Klar hat Halle viele Medien. Auf den ersten Blick. Und trotzdem höre ich seit langem immer wieder, wie enttäuscht viele Menschen vom lokalen journalistischen Angebot sind. Bitte nicht falsch verstehen: Projekte wie die Hallesche Störung oder Radio Corax, die ja zum Teil auch aus diesem Defizitgefühl heraus entstanden sind, meine ich nicht. Sie besetzen inzwischen ihre speziellen Segmente und das durchaus erfolgreich. Aber die Medien, die einen allgemeinen journalistischen Anspruch erheben, werden ihm in den Augen vieler Hallenser oft nicht gerecht. Dabei wäre es heute genauso notwendig wie eh und je. Aber die Platzhirsche sind alt und in der Krise. Das Niveau sinkt, und es findet dort gerade ein nie dagewesener journalistischer Exodus statt. Die Fluktuation in den Redaktionen ist erheblich - Krise eben.

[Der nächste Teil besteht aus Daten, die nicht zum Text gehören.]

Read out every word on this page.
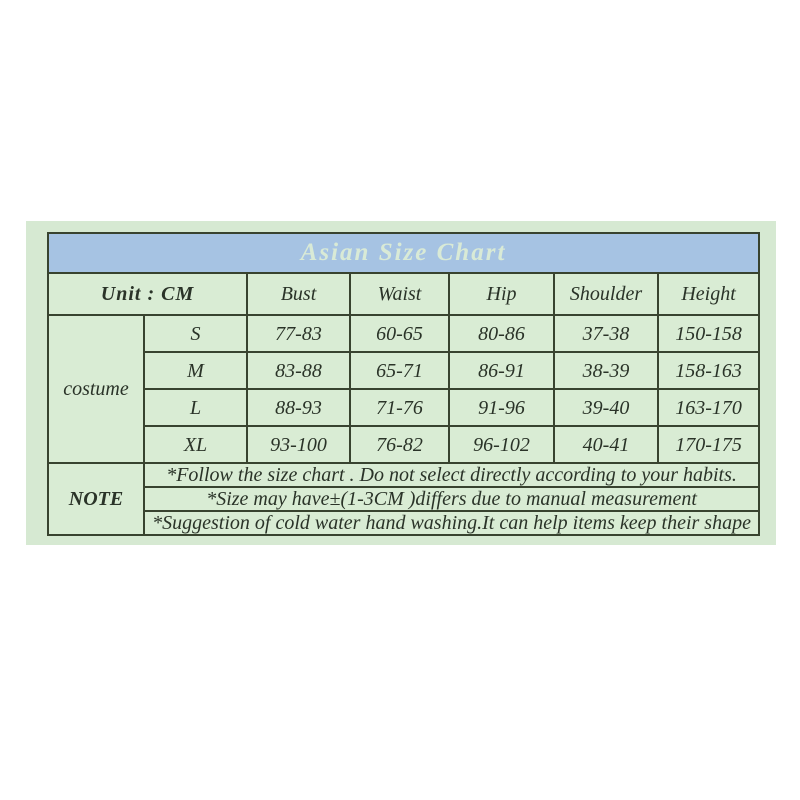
Asian Size Chart						
Unit : CM		Bust	Waist	Hip	Shoulder	Height
costume	S	77-83	60-65	80-86	37-38	150-158
	M	83-88	65-71	86-91	38-39	158-163
	L	88-93	71-76	91-96	39-40	163-170
	XL	93-100	76-82	96-102	40-41	170-175
NOTE	*Follow the size chart . Do not select directly according to your habits.					
	*Size may have±(1-3CM )differs due to manual measurement					
	*Suggestion of cold water hand washing.It can help items keep their shape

"Die Platzhirsche sind alt und in der Krise"
Auf der anderen Seite haben die Graswurzelprojekte, die neu entstanden sind, nicht die Ressourcen, um ein breites journalistisches Angebot für die ganze Stadt zu machen. Sie haben zwar viele Follower auf Facebook, da gibt es dann aber eben oft nur das Wiederkäuen von Pressemeldungen oder ein paar schnelle Texte, journalistische Bruchstücke. Bezahlen würden dafür aber nur die wenigsten. Ich auch nicht. Aufs Bezahlen kommt es aber an. Auch Lokaljournalismus braucht eine wirtschaftliche Basis, so wie der Buchhändler, der sich gegen Amazon, der Einzelhändler, der sich gegen die Mall auf der grünen Wiese, oder der Fachbetrieb, der sich gegen Billigschrott aus Übersee wehrt.
"Lokaljournalismus gehört zu den Grundbedürfnissen einer Stadt."
Die gute Frage ist: Gibt es für professionellen Lokaljournalismus einen Markt? In Halle und noch dazu im Internet? Ich hoffe ja, weil ich glaube, dass spannende Meldungen, interessante Geschichten oder investigative Recherchen in einer Großstadt wie unserer, in einem kommunalpolitischen und gesellschaftlichen Umfeld wie hier nach wie vor wichtig sind. Lokaljournalismus gehört zu den Grundbedürfnissen einer Stadt. Das Projekt „Städtische Zeitung“ ist daher ein bisschen der Versuch, das gefallene, zerschürfte Kind am Schopf zu packen und wieder aufzurichten, mit Graswurzelmethoden wie dem Crowdfunding. Ein gutes und breites journalistisches Angebot von unten sozusagen. Ob‘s klappt? Ich hoffe es.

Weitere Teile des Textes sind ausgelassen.